Segundo ele, do 1,2 trilhão de dólares movimentados pelo setor de TI em todo o mundo em 2006, 700 bilhões de dólares foram terceirizados e, desses, 40 bilhões contratados fora dos países de origem - dos quais 30 bilhões de dólares somente na Índia.

"A fatia contratada em outros países cresce cerca de 40% ao ano e deve se manter assim por uma questão de custos: custa um terço do que se fosse produzido no próprio país de origem", afirmou Gil.

Ele destacou, entretanto, que o mundo começa a buscar alternativas para o suposto esgotamento do modelo indiano e que países como Brasil, Rússia e China são os que devem chamar a atenção neste momento. "O Brasil é bom em TI há 45 anos.

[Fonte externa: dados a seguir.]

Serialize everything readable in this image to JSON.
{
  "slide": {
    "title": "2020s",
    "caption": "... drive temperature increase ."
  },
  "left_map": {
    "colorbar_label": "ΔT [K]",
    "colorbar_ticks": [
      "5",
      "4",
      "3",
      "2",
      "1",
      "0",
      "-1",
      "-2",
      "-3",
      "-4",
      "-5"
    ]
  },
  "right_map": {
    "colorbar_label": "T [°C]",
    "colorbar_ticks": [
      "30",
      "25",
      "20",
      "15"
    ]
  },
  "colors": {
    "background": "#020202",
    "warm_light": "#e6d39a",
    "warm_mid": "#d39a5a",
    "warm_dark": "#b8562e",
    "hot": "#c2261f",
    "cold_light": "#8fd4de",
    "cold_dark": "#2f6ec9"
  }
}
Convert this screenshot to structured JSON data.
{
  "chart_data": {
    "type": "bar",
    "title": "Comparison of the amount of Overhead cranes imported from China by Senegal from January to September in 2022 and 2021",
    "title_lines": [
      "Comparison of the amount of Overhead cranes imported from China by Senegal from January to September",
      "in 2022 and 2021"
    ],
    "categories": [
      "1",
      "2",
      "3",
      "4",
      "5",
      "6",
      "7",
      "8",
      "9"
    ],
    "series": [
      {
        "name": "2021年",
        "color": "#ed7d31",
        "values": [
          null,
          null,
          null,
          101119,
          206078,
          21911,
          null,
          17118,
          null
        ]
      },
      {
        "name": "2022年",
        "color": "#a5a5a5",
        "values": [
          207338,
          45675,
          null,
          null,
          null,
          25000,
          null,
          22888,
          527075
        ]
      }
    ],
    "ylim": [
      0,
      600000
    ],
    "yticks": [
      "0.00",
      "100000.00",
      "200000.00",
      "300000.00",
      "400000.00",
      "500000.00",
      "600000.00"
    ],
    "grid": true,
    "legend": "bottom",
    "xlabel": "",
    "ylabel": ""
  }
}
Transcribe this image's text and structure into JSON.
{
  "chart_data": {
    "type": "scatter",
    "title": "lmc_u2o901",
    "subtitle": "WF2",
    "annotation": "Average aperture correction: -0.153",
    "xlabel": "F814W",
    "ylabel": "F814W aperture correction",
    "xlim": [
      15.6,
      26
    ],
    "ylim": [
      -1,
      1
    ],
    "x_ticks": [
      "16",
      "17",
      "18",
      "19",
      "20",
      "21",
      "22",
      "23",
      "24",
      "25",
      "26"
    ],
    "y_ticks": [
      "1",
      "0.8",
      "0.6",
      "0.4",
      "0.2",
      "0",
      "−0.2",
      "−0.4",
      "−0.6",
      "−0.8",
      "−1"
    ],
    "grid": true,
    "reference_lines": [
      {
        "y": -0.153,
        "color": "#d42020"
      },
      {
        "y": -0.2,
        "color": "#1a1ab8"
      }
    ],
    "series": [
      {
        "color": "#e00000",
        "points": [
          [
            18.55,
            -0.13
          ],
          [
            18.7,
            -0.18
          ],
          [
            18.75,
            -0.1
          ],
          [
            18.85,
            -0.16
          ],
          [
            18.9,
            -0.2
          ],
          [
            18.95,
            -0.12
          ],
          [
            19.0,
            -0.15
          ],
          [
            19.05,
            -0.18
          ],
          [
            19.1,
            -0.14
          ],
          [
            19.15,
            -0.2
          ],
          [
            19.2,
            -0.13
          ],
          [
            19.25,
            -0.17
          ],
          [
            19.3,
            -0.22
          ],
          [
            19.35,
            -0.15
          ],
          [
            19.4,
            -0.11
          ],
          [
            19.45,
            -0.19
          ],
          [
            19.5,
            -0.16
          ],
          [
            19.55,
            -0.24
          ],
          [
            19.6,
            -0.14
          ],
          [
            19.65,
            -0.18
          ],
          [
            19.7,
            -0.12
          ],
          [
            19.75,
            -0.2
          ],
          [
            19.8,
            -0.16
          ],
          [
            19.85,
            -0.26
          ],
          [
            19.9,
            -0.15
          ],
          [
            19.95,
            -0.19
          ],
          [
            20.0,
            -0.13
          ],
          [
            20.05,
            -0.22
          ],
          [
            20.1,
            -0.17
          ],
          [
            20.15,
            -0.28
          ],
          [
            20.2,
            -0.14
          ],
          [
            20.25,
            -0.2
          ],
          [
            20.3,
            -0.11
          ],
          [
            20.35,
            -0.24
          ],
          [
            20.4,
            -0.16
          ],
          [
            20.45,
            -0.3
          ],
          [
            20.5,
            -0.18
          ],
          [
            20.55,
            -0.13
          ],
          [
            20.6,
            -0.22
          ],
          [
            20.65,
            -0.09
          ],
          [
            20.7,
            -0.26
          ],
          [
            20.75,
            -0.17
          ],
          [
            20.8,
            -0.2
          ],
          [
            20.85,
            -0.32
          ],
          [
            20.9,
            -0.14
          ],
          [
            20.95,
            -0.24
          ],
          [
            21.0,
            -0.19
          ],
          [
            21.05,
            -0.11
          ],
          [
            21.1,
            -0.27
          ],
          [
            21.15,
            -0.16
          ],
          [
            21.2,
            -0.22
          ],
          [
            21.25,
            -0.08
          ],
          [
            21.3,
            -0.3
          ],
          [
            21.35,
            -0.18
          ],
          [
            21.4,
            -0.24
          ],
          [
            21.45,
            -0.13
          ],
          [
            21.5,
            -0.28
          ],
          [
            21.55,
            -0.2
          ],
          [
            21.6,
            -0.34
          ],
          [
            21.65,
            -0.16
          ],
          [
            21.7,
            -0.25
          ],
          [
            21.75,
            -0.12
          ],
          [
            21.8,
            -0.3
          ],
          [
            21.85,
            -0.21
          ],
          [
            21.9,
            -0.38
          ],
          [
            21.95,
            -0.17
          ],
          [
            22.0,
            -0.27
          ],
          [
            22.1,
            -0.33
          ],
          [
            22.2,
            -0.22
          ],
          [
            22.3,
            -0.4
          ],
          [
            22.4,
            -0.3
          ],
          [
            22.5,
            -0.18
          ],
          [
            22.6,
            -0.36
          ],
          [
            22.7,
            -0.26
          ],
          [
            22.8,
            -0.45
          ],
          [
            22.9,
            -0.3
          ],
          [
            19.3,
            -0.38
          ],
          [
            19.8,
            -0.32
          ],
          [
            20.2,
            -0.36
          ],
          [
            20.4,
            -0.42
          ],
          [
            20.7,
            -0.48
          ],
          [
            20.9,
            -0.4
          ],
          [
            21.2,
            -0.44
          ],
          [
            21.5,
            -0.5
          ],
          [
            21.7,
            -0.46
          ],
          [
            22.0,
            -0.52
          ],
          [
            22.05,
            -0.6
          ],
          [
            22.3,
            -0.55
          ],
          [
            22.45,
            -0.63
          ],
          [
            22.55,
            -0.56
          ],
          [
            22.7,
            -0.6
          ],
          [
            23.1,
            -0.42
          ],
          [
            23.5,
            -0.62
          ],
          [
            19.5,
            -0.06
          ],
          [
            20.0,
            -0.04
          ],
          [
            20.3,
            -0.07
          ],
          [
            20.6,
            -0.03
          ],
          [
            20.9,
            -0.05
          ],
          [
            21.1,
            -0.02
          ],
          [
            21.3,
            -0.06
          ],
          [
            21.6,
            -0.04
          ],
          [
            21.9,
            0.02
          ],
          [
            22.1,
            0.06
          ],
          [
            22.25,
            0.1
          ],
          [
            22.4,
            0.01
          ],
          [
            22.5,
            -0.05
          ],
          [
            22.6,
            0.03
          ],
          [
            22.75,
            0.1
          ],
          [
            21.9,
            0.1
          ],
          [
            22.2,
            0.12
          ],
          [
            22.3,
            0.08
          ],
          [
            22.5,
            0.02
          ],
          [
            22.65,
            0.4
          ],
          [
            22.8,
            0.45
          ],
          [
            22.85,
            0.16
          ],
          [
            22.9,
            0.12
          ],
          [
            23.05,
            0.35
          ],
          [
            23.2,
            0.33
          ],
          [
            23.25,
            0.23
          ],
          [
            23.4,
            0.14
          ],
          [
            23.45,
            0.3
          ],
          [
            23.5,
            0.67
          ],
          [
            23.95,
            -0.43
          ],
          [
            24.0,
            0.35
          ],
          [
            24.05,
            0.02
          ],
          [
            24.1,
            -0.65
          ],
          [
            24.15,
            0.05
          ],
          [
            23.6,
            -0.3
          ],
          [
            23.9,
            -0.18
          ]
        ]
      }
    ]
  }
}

Está se escancarando uma janela extraordinária para que o país passe a ocupar a quinta posição mundial em fornecimento de serviços no mundo", enfatizou Gil.

Segundo ele, a meta traçada pelas empresas do setor junto ao governo federal, de alcançar a cifra dos 5 bilhões de dólares em exportações de softwares e serviços até 2010, não é só uma questão de balança comercial. "Se não exportarmos esse volume, iremos importar o mesmo montante, mas não é só isso", afirmou. "Trata-se do desafio de entender a importância estratégica da indústria do conhecimento no século XXI", reiterou.

Gil se queixou do que chamou de "lacuna" do Programa de Aceleração do Crescimento (PAC), anunciado nesta segunda-feira pelo presidente da República, no que se refere aos incentivos à software e serviços, mas disse esperar que o país desperte para o assunto a tempo de ocupar espaço no mercado mundial.